GitHub took it upon themselves to change email addresses and author names when merging via the UI buttons like "Squash and Merge" in 2018 and then again in 2019. See <https://github.com/isaacs/github/issues/1368> for the tedious details.
Essentially the post-2019 behaviour seems to be that where possible with "Squash and Merge" they will set noreply@github as the committer so that they can sign the merged commit themselves, and set author name & email to what they have recorded for the GH account involved (and the signature is then a record that GH have verified that account's involvement).

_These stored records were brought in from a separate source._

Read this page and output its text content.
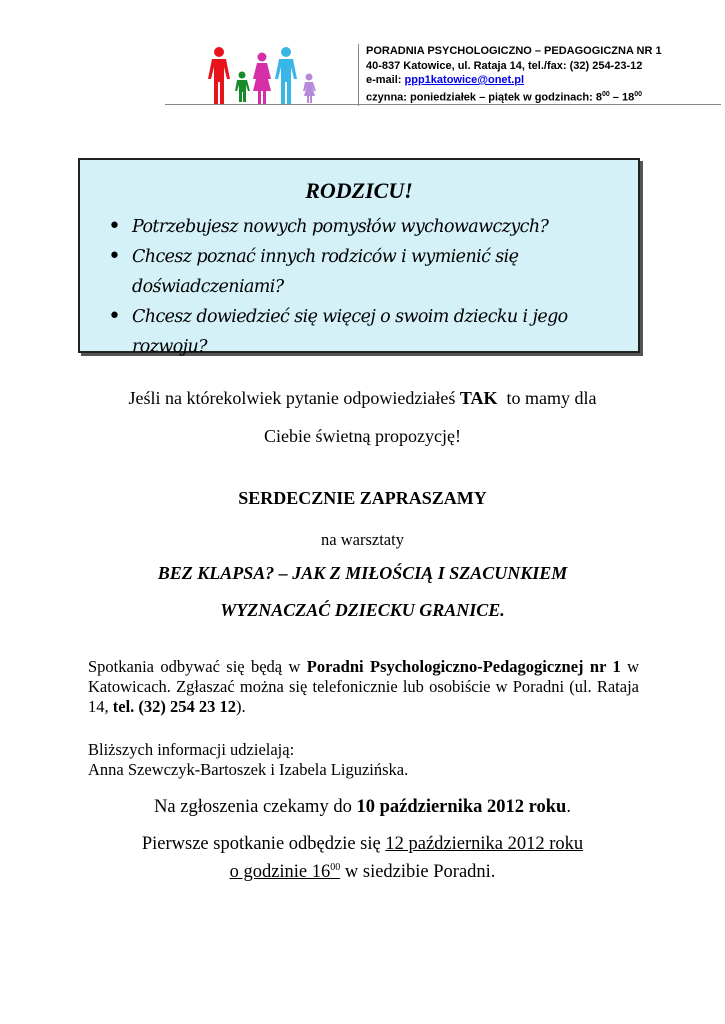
PORADNIA PSYCHOLOGICZNO – PEDAGOGICZNA NR 1
40-837 Katowice, ul. Rataja 14, tel./fax: (32) 254-23-12
e-mail: ppp1katowice@onet.pl
czynna: poniedziałek – piątek w godzinach: $8^{00} - 18^{00}$
RODZICU!
• Potrzebujesz nowych pomysłów wychowawczych?
• Chcesz poznać innych rodziców i wymienić się doświadczeniami?
• Chcesz dowiedzieć się więcej o swoim dziecku i jego rozwoju?
Jeśli na którekolwiek pytanie odpowiedziałeś TAK  to mamy dla
Ciebie świetną propozycję!
SERDECZNIE ZAPRASZAMY
na warsztaty
BEZ KLAPSA? – JAK Z MIŁOŚCIĄ I SZACUNKIEM
WYZNACZAĆ DZIECKU GRANICE.
Spotkania odbywać się będą w Poradni Psychologiczno-Pedagogicznej nr 1 w Katowicach. Zgłaszać można się telefonicznie lub osobiście w Poradni (ul. Rataja 14, tel. (32) 254 23 12).
Bliższych informacji udzielają:
Anna Szewczyk-Bartoszek i Izabela Liguzińska.
Na zgłoszenia czekamy do 10 października 2012 roku.
Pierwsze spotkanie odbędzie się 12 października 2012 roku
o godzinie $16^{00}$ w siedzibie Poradni.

Personally I think it is shocking that they ignore the name and email address that the actual author of the commit has selected. This is both a violation of the author's intentions -- for example, you may set work and personal email addresses in different repositories as discussed here, but GitHub will rewrite them all to the same thing when other people press "Squash and Merge" on your pull requests -- and potentially a doxxing security risk.
I have considered re-reporting this to GitHub via the newer community discussions or via support again, but given the extent to which they've ignored all such reports over the last five years it is hard to find the motivation to do so.
The project might not look active, but that's because it just works. 12 years old now.
I have a github.com folder with all the repos I cloned from GH but I always have to type git config user.name/email before committing. It's so annoying at this point.
i've been using direnv to set env vars, but i'll probably switch to the conditional include.